Le 15 avril 1921, naissait Settimia Spizzichino, la seule femme ayant survécu à la rafle du ghetto juif de Rome survenu le 16 octobre 1943. 1022 personnes furent déportés vers le camp d’extermination d’Auschwitz-Birkenau. Seuls Settimia et 16 hommes retournèrent chez eux.
Au cours de sa vie, elle a témoigné aux générations les plus jeunes de l’horreur de la guerre et de l’antisémitisme, en délivrant un message de paix. Nous nous rappelons Settimia avec une vidéo de la marche du souvenir organisée en 1998 avec la Communauté de Sant'Egidio et la Communauté juive de Rome, ainsi qu’avec son histoire, extraite du livre « Les années volées. »
"Ce sont des choses que nous voulons tous oublier. Mais pas moi.
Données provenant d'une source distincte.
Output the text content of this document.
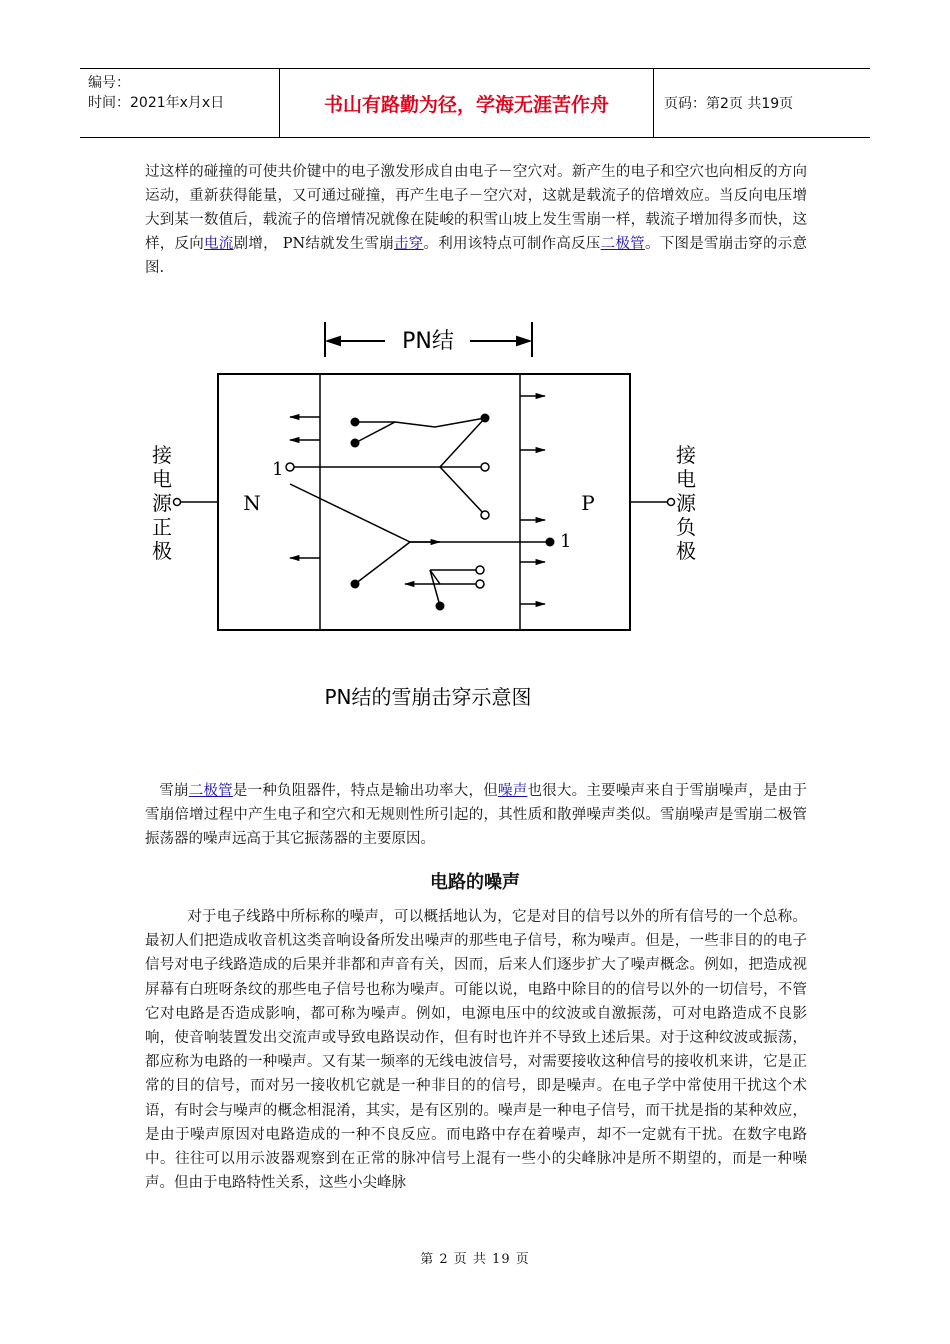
编号：
时间：2021年x月x日	书山有路勤为径，学海无涯苦作舟	页码：第2页 共19页
过这样的碰撞的可使共价键中的电子激发形成自由电子－空穴对。新产生的电子和空穴也向相反的方向运动，重新获得能量，又可通过碰撞，再产生电子－空穴对，这就是载流子的倍增效应。当反向电压增大到某一数值后，载流子的倍增情况就像在陡峻的积雪山坡上发生雪崩一样，载流子增加得多而快，这样，反向电流剧增， PN结就发生雪崩击穿。利用该特点可制作高反压二极管。下图是雪崩击穿的示意图.
PN结
N	P
1
1
PN结的雪崩击穿示意图
接电源正极
接电源负极
雪崩二极管是一种负阻器件，特点是输出功率大，但噪声也很大。主要噪声来自于雪崩噪声，是由于雪崩倍增过程中产生电子和空穴和无规则性所引起的，其性质和散弹噪声类似。雪崩噪声是雪崩二极管振荡器的噪声远高于其它振荡器的主要原因。
电路的噪声
对于电子线路中所标称的噪声，可以概括地认为，它是对目的信号以外的所有信号的一个总称。最初人们把造成收音机这类音响设备所发出噪声的那些电子信号，称为噪声。但是，一些非目的的电子信号对电子线路造成的后果并非都和声音有关，因而，后来人们逐步扩大了噪声概念。例如，把造成视屏幕有白班呀条纹的那些电子信号也称为噪声。可能以说，电路中除目的的信号以外的一切信号，不管它对电路是否造成影响，都可称为噪声。例如，电源电压中的纹波或自激振荡，可对电路造成不良影响，使音响装置发出交流声或导致电路误动作，但有时也许并不导致上述后果。对于这种纹波或振荡，都应称为电路的一种噪声。又有某一频率的无线电波信号，对需要接收这种信号的接收机来讲，它是正常的目的信号，而对另一接收机它就是一种非目的的信号，即是噪声。在电子学中常使用干扰这个术语，有时会与噪声的概念相混淆，其实，是有区别的。噪声是一种电子信号，而干扰是指的某种效应，是由于噪声原因对电路造成的一种不良反应。而电路中存在着噪声，却不一定就有干扰。在数字电路中。往往可以用示波器观察到在正常的脉冲信号上混有一些小的尖峰脉冲是所不期望的，而是一种噪声。但由于电路特性关系，这些小尖峰脉
第 2 页 共 19 页
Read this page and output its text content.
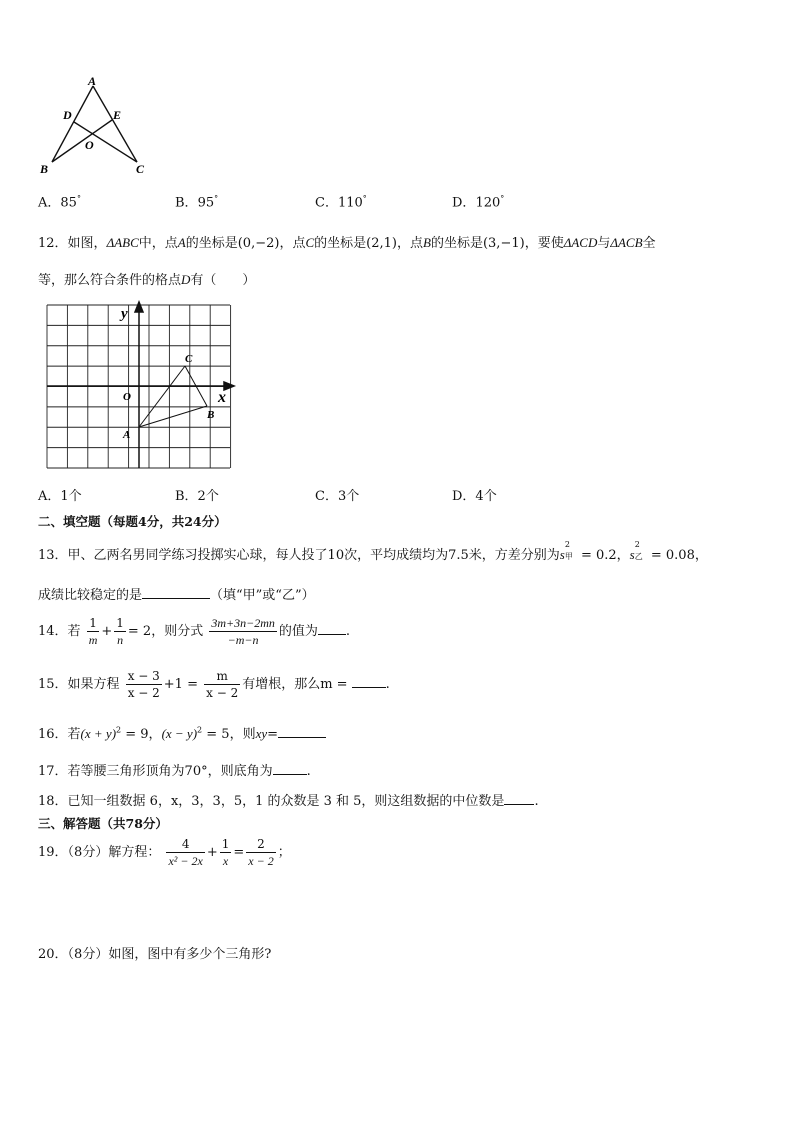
A
D	E
O
B	C
A．85°	B．95°	C．110°	D．120°
12．如图，ΔABC中，点A的坐标是(0,−2)，点C的坐标是(2,1)，点B的坐标是(3,−1)，要使ΔACD与ΔACB全
等，那么符合条件的格点D有（　　）
y
x
O
A
B
C
A．1个	B．2个	C．3个	D．4个
二、填空题（每题4分，共24分）
13．甲、乙两名男同学练习投掷实心球，每人投了10次，平均成绩均为7.5米，方差分别为s
2
甲 = 0.2，s
2
乙 = 0.08，
成绩比较稳定的是	（填“甲”或“乙”）
14．若 $\frac{1}{m} + \frac{1}{n} = 2$，则分式 $\frac{3m+3n-2mn}{-m-n}$ 的值为 .
15．如果方程 $\frac{x - 3}{x - 2} +1 = \frac{m}{x - 2}$ 有增根，那么m =	.
16．若$(x + y)^2 = 9$，$(x - y)^2 = 5$，则xy=
17．若等腰三角形顶角为70°，则底角为	.
18．已知一组数据 6，x，3，3，5，1 的众数是 3 和 5，则这组数据的中位数是 .
三、解答题（共78分）
19．（8分）解方程： $\frac{4}{\text{x² − 2x}} + \frac{1}{x} = \frac{2}{x - 2}$ ；
20．（8分）如图，图中有多少个三角形?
Moi, toute ma vie, je veux me rappeler de tout, même de cette expérience terrible qui s’appelle Auschwitz : deux années en Pologne (et en Allemagne), deux hivers, or en Pologne, on ressent vraiment l’hiver ; c’est un assassinat…même si le froid ne fut pas la pire chose.
Tout cela fait partie de ma vie, et surtout fait partie de la vie de tant d’autres personnes qui ne sont pas sorties vivantes du camp. Envers ces personnes j’ai un devoir de mémoire : je dois me rappeler pour raconter aussi leur histoire. Je l’ai promis quand je suis revenue à la maison ; et cette résolution s’est renforcée tout au long de ces années, particulièrement chaque fois que quelqu’un osait dire que tout cela n’était jamais arrivé, ou n’était pas vrai.
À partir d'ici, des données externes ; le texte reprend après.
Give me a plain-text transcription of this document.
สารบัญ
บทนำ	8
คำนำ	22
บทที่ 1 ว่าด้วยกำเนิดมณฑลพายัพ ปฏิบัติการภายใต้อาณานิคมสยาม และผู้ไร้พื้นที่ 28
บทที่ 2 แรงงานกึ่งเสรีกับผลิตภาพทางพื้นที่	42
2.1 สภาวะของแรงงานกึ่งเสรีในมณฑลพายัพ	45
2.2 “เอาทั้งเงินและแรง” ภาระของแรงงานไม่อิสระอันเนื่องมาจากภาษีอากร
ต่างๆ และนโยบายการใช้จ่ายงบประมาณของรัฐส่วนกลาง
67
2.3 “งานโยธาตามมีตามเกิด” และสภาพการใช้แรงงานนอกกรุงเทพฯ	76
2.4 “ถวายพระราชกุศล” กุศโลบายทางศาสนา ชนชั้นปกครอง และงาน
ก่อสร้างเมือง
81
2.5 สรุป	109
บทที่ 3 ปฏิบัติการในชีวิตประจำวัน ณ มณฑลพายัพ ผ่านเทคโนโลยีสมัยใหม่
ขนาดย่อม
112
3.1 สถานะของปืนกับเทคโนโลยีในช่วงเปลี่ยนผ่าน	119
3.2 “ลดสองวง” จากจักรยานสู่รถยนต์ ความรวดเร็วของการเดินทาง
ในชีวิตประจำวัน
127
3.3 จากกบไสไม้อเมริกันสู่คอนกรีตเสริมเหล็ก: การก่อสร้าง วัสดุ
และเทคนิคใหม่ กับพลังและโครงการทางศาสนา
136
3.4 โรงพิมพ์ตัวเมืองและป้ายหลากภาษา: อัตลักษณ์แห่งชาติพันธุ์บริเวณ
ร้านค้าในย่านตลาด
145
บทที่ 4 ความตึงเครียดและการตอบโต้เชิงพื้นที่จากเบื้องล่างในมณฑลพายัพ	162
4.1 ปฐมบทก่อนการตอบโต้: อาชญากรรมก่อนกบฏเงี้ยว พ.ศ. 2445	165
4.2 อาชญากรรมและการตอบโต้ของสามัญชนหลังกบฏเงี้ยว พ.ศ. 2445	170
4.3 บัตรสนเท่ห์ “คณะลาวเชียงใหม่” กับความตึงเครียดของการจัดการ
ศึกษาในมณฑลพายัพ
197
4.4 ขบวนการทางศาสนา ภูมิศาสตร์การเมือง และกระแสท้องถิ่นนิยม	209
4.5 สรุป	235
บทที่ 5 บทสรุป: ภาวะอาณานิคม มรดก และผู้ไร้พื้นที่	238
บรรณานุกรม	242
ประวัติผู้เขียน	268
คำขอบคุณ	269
J’ai une bonne mémoire. Et puis ces deux années, je les ai racontées tant de fois : aux journalistes, à la télévision, aux hommes politiques, aux jeunes des écoles pendant les nombreux voyages que j’ai fait pour les accompagner à Auschwitz... même si je ne suis pas toujours entrée dans les détails.
A Auschwitz, on souhaite retourner – plusieurs de ces jeunes le souhaitent aussi – et cela peut sembler étrange à certains. Mais pourquoi ? C’est comme d’aller au cimetière pour y déposer des fleurs et une prière. – Je racontais cela dans le bus qui nous amenait en Pologne. On parlait dans le bus, quand on arrivait à Auschwitz, c’est la guide qui parlait et les choses parlaient d’elles-mêmes. Les peu de choses qui sont restées. C’est un musée, mais les fours crématoires, les chambres à gaz, les constructions en briques ont été détruites. La première fois que j’y suis retournée, j’ai éprouvé plus de désillusion que d’émotion, je ne reconnaissais pas le lieu.
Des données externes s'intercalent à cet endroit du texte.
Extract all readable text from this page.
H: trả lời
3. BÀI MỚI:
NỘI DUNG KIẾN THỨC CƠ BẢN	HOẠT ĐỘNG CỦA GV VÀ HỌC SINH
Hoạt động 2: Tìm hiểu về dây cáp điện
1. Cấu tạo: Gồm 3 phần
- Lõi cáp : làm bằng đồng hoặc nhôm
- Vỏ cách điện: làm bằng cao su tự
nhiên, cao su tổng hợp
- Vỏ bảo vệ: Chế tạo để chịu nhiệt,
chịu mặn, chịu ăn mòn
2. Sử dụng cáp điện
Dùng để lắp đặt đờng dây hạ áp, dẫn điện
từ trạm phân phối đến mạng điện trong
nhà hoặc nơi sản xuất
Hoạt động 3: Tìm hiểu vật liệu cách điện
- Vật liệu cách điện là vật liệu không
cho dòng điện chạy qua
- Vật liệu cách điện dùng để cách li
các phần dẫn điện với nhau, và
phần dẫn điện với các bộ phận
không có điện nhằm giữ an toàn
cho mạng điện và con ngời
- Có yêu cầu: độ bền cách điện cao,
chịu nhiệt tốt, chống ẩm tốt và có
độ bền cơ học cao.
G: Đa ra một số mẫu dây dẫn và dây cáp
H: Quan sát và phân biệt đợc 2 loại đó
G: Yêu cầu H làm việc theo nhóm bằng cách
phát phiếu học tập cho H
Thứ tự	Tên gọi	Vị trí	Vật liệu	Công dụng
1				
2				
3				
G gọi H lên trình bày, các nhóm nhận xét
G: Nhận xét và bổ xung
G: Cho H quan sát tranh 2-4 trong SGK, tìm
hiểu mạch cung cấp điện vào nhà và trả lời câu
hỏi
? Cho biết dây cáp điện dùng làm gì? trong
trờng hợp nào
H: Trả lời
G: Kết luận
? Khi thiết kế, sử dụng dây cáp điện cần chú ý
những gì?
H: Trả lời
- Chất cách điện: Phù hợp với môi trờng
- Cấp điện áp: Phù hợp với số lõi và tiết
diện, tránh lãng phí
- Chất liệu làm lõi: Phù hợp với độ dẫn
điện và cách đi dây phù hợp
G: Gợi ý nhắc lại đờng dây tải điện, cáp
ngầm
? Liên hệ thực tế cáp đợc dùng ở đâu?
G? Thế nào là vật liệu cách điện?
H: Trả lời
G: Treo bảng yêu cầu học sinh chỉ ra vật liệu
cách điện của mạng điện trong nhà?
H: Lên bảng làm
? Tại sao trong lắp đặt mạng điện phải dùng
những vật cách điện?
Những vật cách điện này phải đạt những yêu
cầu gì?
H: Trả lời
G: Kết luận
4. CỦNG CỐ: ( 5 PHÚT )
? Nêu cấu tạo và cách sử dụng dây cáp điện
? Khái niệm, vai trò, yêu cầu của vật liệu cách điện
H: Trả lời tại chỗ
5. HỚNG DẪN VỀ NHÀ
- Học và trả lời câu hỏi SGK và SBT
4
Durant les 50 années qui se sont écoulées, j’ai souvent été sollicitée pour écrire ce livre… Et je voulais le faire ; mais il y avait encore la famille de ceux qui sont restés là-bas, les parents, les frères, les maris, les fils de mes compagnes du groupe de travail. Nous étions 48 et moi seule suis revenue vivante. J’ai vu mourir nombre d’entre elles ; pour les autres, je sais ce qui leur est arrivé. Comment raconter à une mère, à un père que leur fille de 20 ans est morte de la gangrène, à cause des coups reçus par un Kapo ? Comment décrire la folie de quelques-unes de ces filles à ceux qui les aimaient ? Maintenant, nombre de parents, de frères, de maris ne sont plus là : les blessures ne sont plus aussi fraîches. A ceux qui restent, j’espère ne pas faire trop de mal. Mais maintenant je dois respecter la promesse que j’ai faite aux 47 filles qui sont mortes à Auschwitz, mes compagnes de labeur. Ainsi qu’à tous les autres millions de mort du camp nazi.
Ma sœur Giuditta faisait partie aussi de ce groupe. Giuditta, si belle, si fragile, qui fut déportée le même jour que moi, le 16 octobre 1943. Giuditta, cause involontaire de mon arrestation ainsi que celle de ma famille."